- Subdural haematomas are commoner in the elderly and can occur acutely, presenting within hours of a head injury, or more slowly as the classical chronic subdural haematoma.
- In the latter the injury may have been trivial and forgotten. Only about half the patients will give a history of head injury.
- CSDH may present with slowed thinking, incoherence of thought and inattentiveness. This is why it is considered a form a dementia.
- Focal signs such as hemiparesis are uncommon in CSDH. Headache and drowsiness and falls may occur.
- Bilateral CSDH may produce perplexing clinical syndromes mimicking stroke, brain tumour, drug intoxication, depression or dementia
- CT scan (without contrast) reveals crescent shaped haematoma compressing sulci.
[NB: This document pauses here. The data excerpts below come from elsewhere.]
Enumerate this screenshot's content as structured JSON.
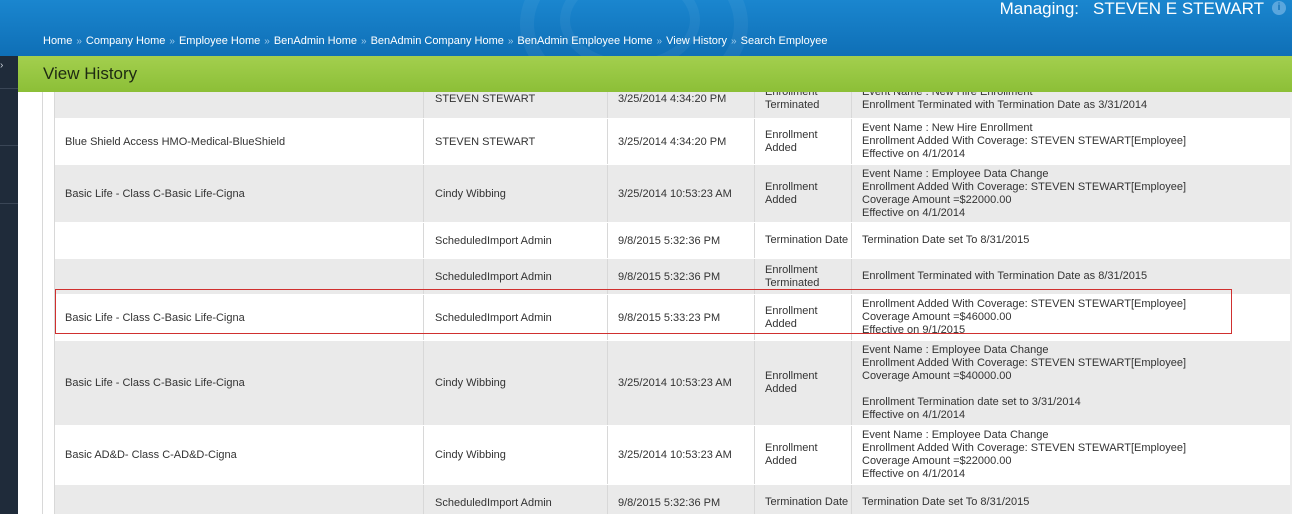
{
  "header": {
    "managing_label": "Managing:",
    "managing_name": "STEVEN E STEWART",
    "info_icon": "info-icon"
  },
  "breadcrumb": [
    "Home",
    "Company Home",
    "Employee Home",
    "BenAdmin Home",
    "BenAdmin Company Home",
    "BenAdmin Employee Home",
    "View History",
    "Search Employee"
  ],
  "breadcrumb_separator": "»",
  "page_title": "View History",
  "colors": {
    "header_blue": "#1584cc",
    "title_green": "#96c641",
    "row_alt": "#eaeaea",
    "highlight_red": "#d0302f"
  },
  "rows": [
    {
      "plan": "",
      "user": "STEVEN STEWART",
      "date": "3/25/2014 4:34:20 PM",
      "action": [
        "Enrollment",
        "Terminated"
      ],
      "details": [
        "Event Name : New Hire Enrollment",
        "Enrollment Terminated with Termination Date as 3/31/2014"
      ]
    },
    {
      "plan": "Blue Shield Access HMO-Medical-BlueShield",
      "user": "STEVEN STEWART",
      "date": "3/25/2014 4:34:20 PM",
      "action": [
        "Enrollment",
        "Added"
      ],
      "details": [
        "Event Name : New Hire Enrollment",
        "Enrollment Added With Coverage: STEVEN STEWART[Employee]",
        "Effective on 4/1/2014"
      ]
    },
    {
      "plan": "Basic Life - Class C-Basic Life-Cigna",
      "user": "Cindy Wibbing",
      "date": "3/25/2014 10:53:23 AM",
      "action": [
        "Enrollment",
        "Added"
      ],
      "details": [
        "Event Name : Employee Data Change",
        "Enrollment Added With Coverage: STEVEN STEWART[Employee]",
        "Coverage Amount =$22000.00",
        "Effective on 4/1/2014"
      ]
    },
    {
      "plan": "",
      "user": "ScheduledImport Admin",
      "date": "9/8/2015 5:32:36 PM",
      "action": [
        "Termination Date"
      ],
      "details": [
        "Termination Date set To 8/31/2015"
      ]
    },
    {
      "plan": "",
      "user": "ScheduledImport Admin",
      "date": "9/8/2015 5:32:36 PM",
      "action": [
        "Enrollment",
        "Terminated"
      ],
      "details": [
        "Enrollment Terminated with Termination Date as 8/31/2015"
      ]
    },
    {
      "plan": "Basic Life - Class C-Basic Life-Cigna",
      "user": "ScheduledImport Admin",
      "date": "9/8/2015 5:33:23 PM",
      "action": [
        "Enrollment",
        "Added"
      ],
      "details": [
        "Enrollment Added With Coverage: STEVEN STEWART[Employee]",
        "Coverage Amount =$46000.00",
        "Effective on 9/1/2015"
      ]
    },
    {
      "plan": "Basic Life - Class C-Basic Life-Cigna",
      "user": "Cindy Wibbing",
      "date": "3/25/2014 10:53:23 AM",
      "action": [
        "Enrollment",
        "Added"
      ],
      "details": [
        "Event Name : Employee Data Change",
        "Enrollment Added With Coverage: STEVEN STEWART[Employee]",
        "Coverage Amount =$40000.00",
        "",
        "Enrollment Termination date set to 3/31/2014",
        "Effective on 4/1/2014"
      ]
    },
    {
      "plan": "Basic AD&D- Class C-AD&D-Cigna",
      "user": "Cindy Wibbing",
      "date": "3/25/2014 10:53:23 AM",
      "action": [
        "Enrollment",
        "Added"
      ],
      "details": [
        "Event Name : Employee Data Change",
        "Enrollment Added With Coverage: STEVEN STEWART[Employee]",
        "Coverage Amount =$22000.00",
        "Effective on 4/1/2014"
      ]
    },
    {
      "plan": "",
      "user": "ScheduledImport Admin",
      "date": "9/8/2015 5:32:36 PM",
      "action": [
        "Termination Date"
      ],
      "details": [
        "Termination Date set To 8/31/2015"
      ]
    }
  ]
}
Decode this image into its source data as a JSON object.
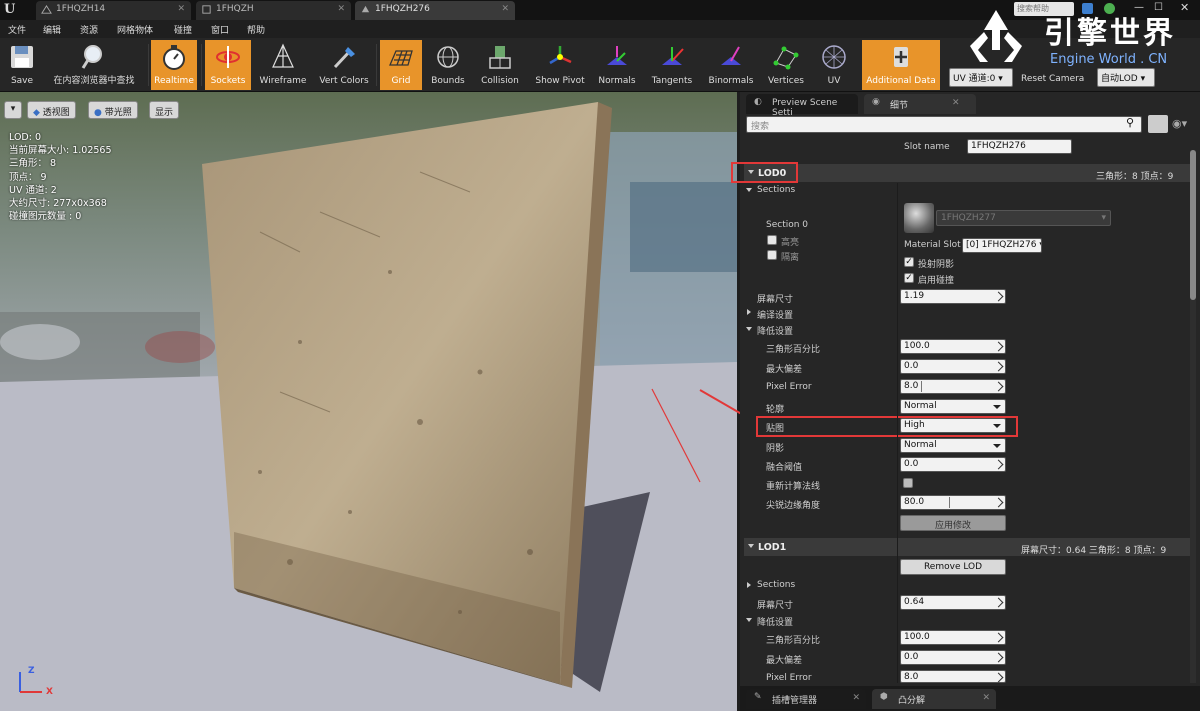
{
  "tabs": [
    {
      "label": "1FHQZH14"
    },
    {
      "label": "1FHQZH"
    },
    {
      "label": "1FHQZH276"
    }
  ],
  "title_search_placeholder": "搜索帮助",
  "menu": [
    "文件",
    "编辑",
    "资源",
    "网格物体",
    "碰撞",
    "窗口",
    "帮助"
  ],
  "toolbar": {
    "items": [
      {
        "label": "Save",
        "icon": "save-icon"
      },
      {
        "label": "在内容浏览器中查找",
        "icon": "magnifier-icon"
      },
      {
        "label": "Realtime",
        "icon": "stopwatch-icon"
      },
      {
        "label": "Sockets",
        "icon": "sockets-icon"
      },
      {
        "label": "Wireframe",
        "icon": "wireframe-icon"
      },
      {
        "label": "Vert Colors",
        "icon": "vert-colors-icon"
      },
      {
        "label": "Grid",
        "icon": "grid-icon"
      },
      {
        "label": "Bounds",
        "icon": "bounds-icon"
      },
      {
        "label": "Collision",
        "icon": "collision-icon"
      },
      {
        "label": "Show Pivot",
        "icon": "pivot-icon"
      },
      {
        "label": "Normals",
        "icon": "normals-icon"
      },
      {
        "label": "Tangents",
        "icon": "tangents-icon"
      },
      {
        "label": "Binormals",
        "icon": "binormals-icon"
      },
      {
        "label": "Vertices",
        "icon": "vertices-icon"
      },
      {
        "label": "UV",
        "icon": "uv-icon"
      },
      {
        "label": "Additional Data",
        "icon": "additional-data-icon"
      }
    ],
    "uv_channel": "UV 通道:0",
    "reset_camera": "Reset Camera",
    "auto_lod": "自动LOD"
  },
  "watermark": {
    "title": "引擎世界",
    "sub": "Engine World . CN"
  },
  "viewport": {
    "buttons": [
      "透视图",
      "带光照",
      "显示"
    ],
    "stats": [
      "LOD: 0",
      "当前屏幕大小: 1.02565",
      "三角形： 8",
      "顶点： 9",
      "UV 通道: 2",
      "大约尺寸: 277x0x368",
      "碰撞图元数量 : 0"
    ],
    "axis_z": "Z",
    "axis_x": "X"
  },
  "panel": {
    "tab_preview": "Preview Scene Setti",
    "tab_details": "细节",
    "search_placeholder": "搜索",
    "slot_name_label": "Slot name",
    "slot_name_value": "1FHQZH276",
    "lod0": {
      "title": "LOD0",
      "stats": "三角形：8  顶点：9",
      "sections": "Sections",
      "section0": "Section 0",
      "highlight": "高亮",
      "isolate": "隔离",
      "material": "1FHQZH277",
      "material_slot_label": "Material Slot",
      "material_slot_value": "[0] 1FHQZH276",
      "cast_shadow": "投射阴影",
      "enable_collision": "启用碰撞",
      "screen_size_label": "屏幕尺寸",
      "screen_size": "1.19",
      "build_settings": "编译设置",
      "reduction_settings": "降低设置",
      "triangle_percent_label": "三角形百分比",
      "triangle_percent": "100.0",
      "max_deviation_label": "最大偏差",
      "max_deviation": "0.0",
      "pixel_error_label": "Pixel Error",
      "pixel_error": "8.0",
      "silhouette_label": "轮廓",
      "silhouette": "Normal",
      "texture_label": "贴图",
      "texture": "High",
      "shading_label": "阴影",
      "shading": "Normal",
      "weld_threshold_label": "融合阈值",
      "weld_threshold": "0.0",
      "recompute_normals_label": "重新计算法线",
      "hard_angle_label": "尖锐边缘角度",
      "hard_angle": "80.0",
      "apply_changes": "应用修改"
    },
    "lod1": {
      "title": "LOD1",
      "stats": "屏幕尺寸：0.64  三角形：8  顶点：9",
      "remove_lod": "Remove LOD",
      "sections": "Sections",
      "screen_size_label": "屏幕尺寸",
      "screen_size": "0.64",
      "reduction_settings": "降低设置",
      "triangle_percent_label": "三角形百分比",
      "triangle_percent": "100.0",
      "max_deviation_label": "最大偏差",
      "max_deviation": "0.0",
      "pixel_error_label": "Pixel Error",
      "pixel_error": "8.0"
    },
    "bottom_tabs": [
      "插槽管理器",
      "凸分解"
    ]
  },
  "colors": {
    "accent_orange": "#e8942a",
    "highlight_red": "#e23838"
  }
}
This mass of blood appears hyperdense (white) for first two weeks, becomes isodense (same color as brain matter) between week 2 and week 6 and then becomes hypodense (black).
- CT scan (without contrast) reveals crescent shaped haematoma compressing sulci. This mass of blood appears hyperdense (white) for first two weeks, becomes isodense (same color as brain matter) between week 2 and week 6 and then becomes hypodense (black).
- MRI is slightly superior to CT as it can detect haematomas which are isodense on CT and also very small haematomas.
- About one third of patients with CSDH will end up having surgery. Burrhole surgery with evacuation of the haematoma is done under LA. Improvement is often dramatic though in some cases drowsiness or confusion persists for long periods.
- Small minimally symptomatic CSDH are sometimes treated with steroids.
An important duty of a family physician on suspecting a possible subdural haematoma is to stop anti-platelet and anti-coagulant drugs.